Not only has it been very cold, but also very wet. Dunedin airport has doubled its previous rainfall record for May, with a week to go before month’s end and the official start of winter. Snow has fallen in the higher parts of town for the third time this year; the start of the week saw some schools closed along with two of the three main routes into town. The main Dunedin-Christchurch highway was closed by flooding and the power companies are spilling water in record volumes; the hydro lakes are already over-full. Queensland (Australia) has also seen extensive flooding.
This is what might be expected in July and, even then, not every year. The ski-fields could have opened more than a month early if staffing had been available.
The farming community believe that its going to be a very hard winter. Good job we all understand that its only weather.

Paddy
May 21, 2009 1:49 pm

Re: “Leif Svalgaard (07:35:48): It is only fraud if there was fraudulent intent, and that has not been shown to be the case.”

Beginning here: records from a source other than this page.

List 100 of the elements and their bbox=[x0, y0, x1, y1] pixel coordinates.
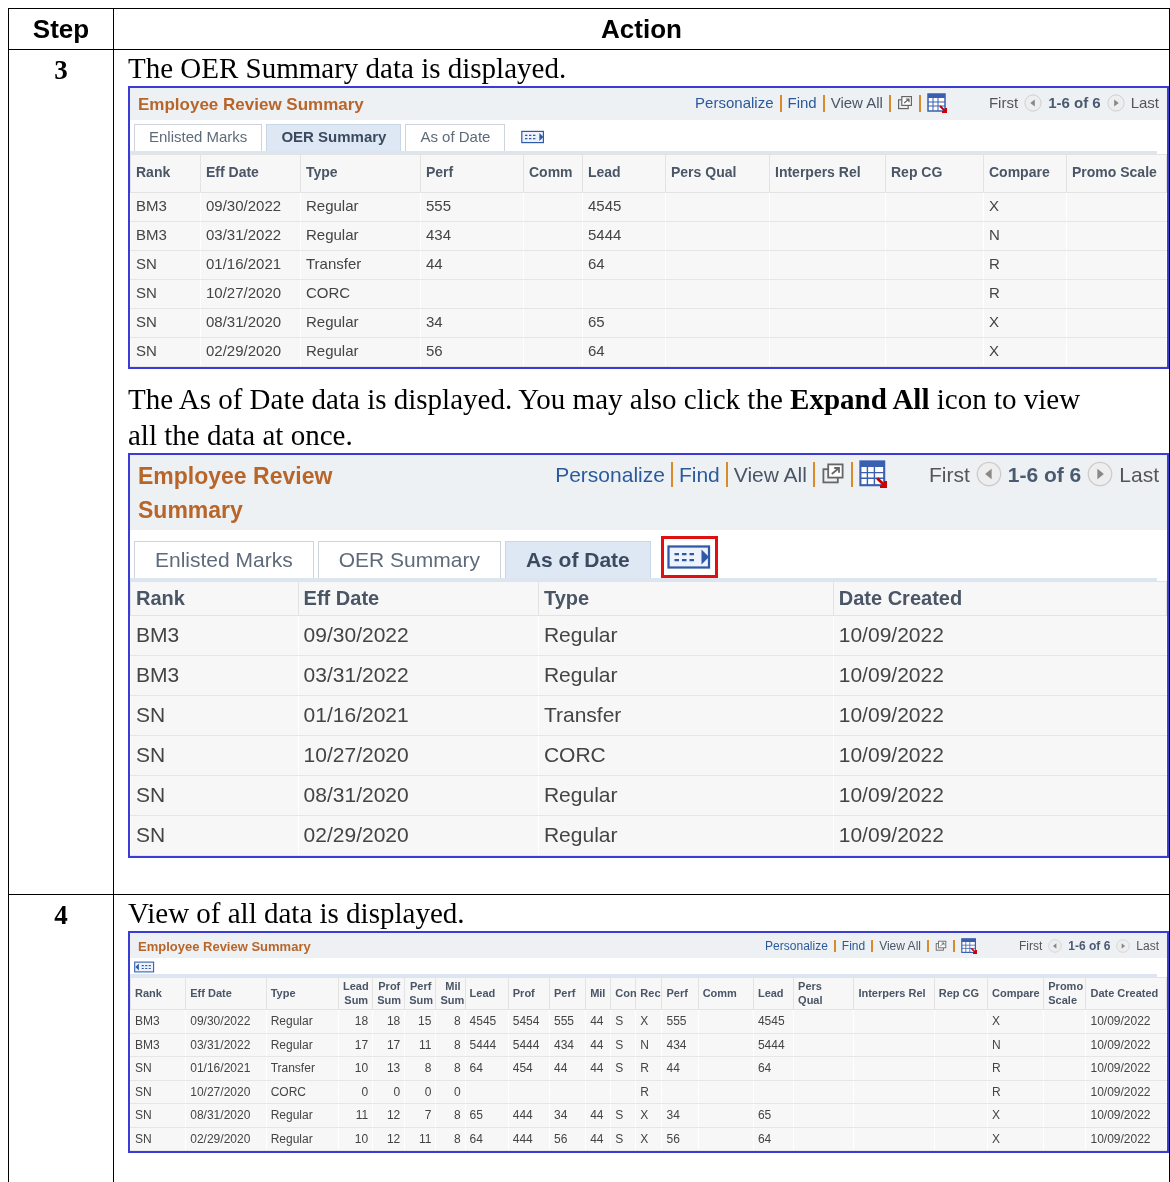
table-cell: Regular bbox=[306, 313, 359, 331]
table-cell: 34 bbox=[426, 313, 443, 331]
next-icon[interactable] bbox=[1116, 938, 1131, 953]
table-cell: 10/27/2020 bbox=[190, 1084, 251, 1099]
toolbar-link[interactable]: View All bbox=[830, 92, 883, 115]
column-header: Perf bbox=[553, 986, 576, 999]
tab[interactable]: OER Summary bbox=[266, 123, 402, 151]
table-cell: 09/30/2022 bbox=[303, 623, 409, 647]
table-cell: 18 bbox=[354, 1014, 369, 1029]
spreadsheet-icon[interactable] bbox=[960, 937, 977, 954]
previous-icon[interactable] bbox=[1024, 94, 1043, 113]
instruction-text: The As of Date data is displayed. You may also click the Expand All icon to view all the data at once. bbox=[128, 381, 1082, 453]
table-cell: 0 bbox=[424, 1084, 432, 1099]
table-cell: 0 bbox=[393, 1084, 401, 1099]
toolbar-link[interactable]: Personalize bbox=[695, 92, 774, 115]
column-header: Rank bbox=[135, 986, 162, 999]
table-cell: R bbox=[992, 1061, 1001, 1076]
pager-range: 1-6 of 6 bbox=[1048, 93, 1101, 113]
toolbar-link[interactable]: View All bbox=[733, 458, 807, 490]
table-cell: Transfer bbox=[543, 703, 622, 727]
table-cell: 10/09/2022 bbox=[838, 663, 944, 687]
table-cell: SN bbox=[136, 783, 166, 807]
toolbar-link[interactable]: Find bbox=[787, 92, 817, 115]
expand-all-icon[interactable] bbox=[521, 128, 546, 145]
column-header: Pers Qual bbox=[798, 979, 823, 1006]
table-cell: 555 bbox=[666, 1014, 687, 1029]
tab[interactable]: As of Date bbox=[504, 540, 651, 578]
pager-last[interactable]: Last bbox=[1130, 92, 1159, 115]
new-window-icon[interactable] bbox=[896, 95, 913, 112]
pager-last[interactable]: Last bbox=[1119, 458, 1159, 490]
table-cell: 64 bbox=[757, 1061, 772, 1076]
spreadsheet-icon[interactable] bbox=[858, 460, 887, 489]
toolbar-link[interactable]: Personalize bbox=[765, 936, 828, 955]
table-cell: 4545 bbox=[757, 1014, 785, 1029]
tab[interactable]: Enlisted Marks bbox=[134, 123, 263, 151]
table-cell: N bbox=[992, 1037, 1001, 1052]
table-cell: BM3 bbox=[136, 226, 167, 244]
table-cell: 0 bbox=[453, 1084, 461, 1099]
previous-icon[interactable] bbox=[1048, 938, 1063, 953]
table-cell: SN bbox=[136, 743, 166, 767]
table-cell: X bbox=[989, 197, 999, 215]
table-cell: X bbox=[992, 1131, 1000, 1146]
table-cell: 8 bbox=[453, 1061, 461, 1076]
table-cell: X bbox=[989, 313, 999, 331]
table-cell: 8 bbox=[453, 1014, 461, 1029]
pager-first[interactable]: First bbox=[988, 92, 1019, 115]
table-cell: 10/09/2022 bbox=[1090, 1108, 1151, 1123]
table-cell: S bbox=[615, 1108, 624, 1123]
table-cell: 444 bbox=[512, 1108, 533, 1123]
next-icon[interactable] bbox=[1106, 94, 1125, 113]
column-header: Perf bbox=[426, 164, 454, 181]
toolbar-link[interactable]: Personalize bbox=[555, 458, 665, 490]
pager-first[interactable]: First bbox=[928, 458, 970, 490]
table-cell: 34 bbox=[666, 1108, 680, 1123]
toolbar-link[interactable]: Find bbox=[678, 458, 720, 490]
new-window-icon[interactable] bbox=[934, 939, 947, 952]
table-cell: X bbox=[640, 1108, 649, 1123]
tab[interactable]: Enlisted Marks bbox=[134, 540, 314, 578]
pager-range: 1-6 of 6 bbox=[1068, 937, 1111, 955]
column-header: Prof bbox=[512, 986, 535, 999]
table-cell: 09/30/2022 bbox=[190, 1014, 251, 1029]
table-cell: 5454 bbox=[512, 1014, 540, 1029]
tab[interactable]: OER Summary bbox=[317, 540, 501, 578]
table-cell: SN bbox=[136, 255, 157, 273]
table-cell: 44 bbox=[666, 1061, 680, 1076]
table-cell: 11 bbox=[355, 1108, 369, 1123]
table-cell: 10/09/2022 bbox=[838, 743, 944, 767]
table-cell: 65 bbox=[588, 313, 605, 331]
table-cell: 44 bbox=[590, 1037, 604, 1052]
table-cell: 11 bbox=[418, 1131, 432, 1146]
table-cell: BM3 bbox=[135, 1014, 160, 1029]
table-cell: 10/27/2020 bbox=[206, 284, 282, 302]
collapse-all-icon[interactable] bbox=[134, 960, 155, 974]
table-cell: R bbox=[989, 284, 1000, 302]
table-cell: 10/09/2022 bbox=[838, 703, 944, 727]
tab[interactable]: As of Date bbox=[405, 123, 506, 151]
pager-last[interactable]: Last bbox=[1136, 936, 1159, 955]
toolbar-link[interactable]: View All bbox=[879, 936, 921, 955]
table-cell: 8 bbox=[453, 1037, 461, 1052]
column-header: Type bbox=[270, 986, 296, 999]
table-cell: 12 bbox=[386, 1131, 401, 1146]
table-cell: 10/09/2022 bbox=[1090, 1061, 1151, 1076]
column-header: Eff Date bbox=[303, 586, 380, 609]
table-cell: 10/09/2022 bbox=[838, 783, 944, 807]
table-cell: 10/09/2022 bbox=[1090, 1037, 1151, 1052]
table-cell: R bbox=[640, 1061, 649, 1076]
table-cell: S bbox=[615, 1061, 624, 1076]
table-cell: 44 bbox=[426, 255, 443, 273]
table-cell: 02/29/2020 bbox=[190, 1131, 251, 1146]
column-header: Perf bbox=[666, 986, 688, 999]
table-cell: 17 bbox=[354, 1037, 369, 1052]
pager-first[interactable]: First bbox=[1018, 936, 1043, 955]
next-icon[interactable] bbox=[1087, 461, 1114, 488]
spreadsheet-icon[interactable] bbox=[926, 93, 947, 114]
toolbar-link[interactable]: Find bbox=[841, 936, 866, 955]
table-cell: N bbox=[989, 226, 1000, 244]
table-cell: X bbox=[992, 1108, 1000, 1123]
table-cell: Regular bbox=[270, 1108, 313, 1123]
previous-icon[interactable] bbox=[975, 461, 1002, 488]
table-cell: N bbox=[640, 1037, 649, 1052]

Intent has so many different meanings and applications that it can be considered ambiguous unless used in context that provides specific meaning. See for example:
http://en.wikipedia.org/wiki/Fraud
This link provides several varying meanings for intent as used in the context of civil, academic and criminal rules.
http://article.nationalreview.com/?q=NjZkNGZiODM0YjNmODNkMWFhZDU5Mzk2ZDMwNGRmMDQ
This article by Andrew McCarthy (prosecutor of 1993 World Trade Towers bombers) discusses the differences between “general intent” and “specific intent” in a criminal law context concerning what is torture and the requirements to prove it for water boarding.
Steig et al could commit fraud in numerous ways, including falsification of data, conducting research using empirical data that is deceptively organized to produce false outcomes or opinions that are intended to mislead the public, fail to disclose conflicts of interest that can bias the research, refuse to disclose data and analysis in order to prevent detection of deceptive work, or violate laws, rules and procedures that are intended to protect public from fraudulent or misleading research by providing transparency.
Academic fraud, intellectual dishonesty, and scientific misconduct are forms of fraud that should discredit research and those responsible. Intent in those contexts requires proof that the actors knew what they were doing, and that the outcome was what a reasonable person who performed the acts would expect. If the outcome of the misconduct misleads those who rely upon the research, intent to commit fraud is proved.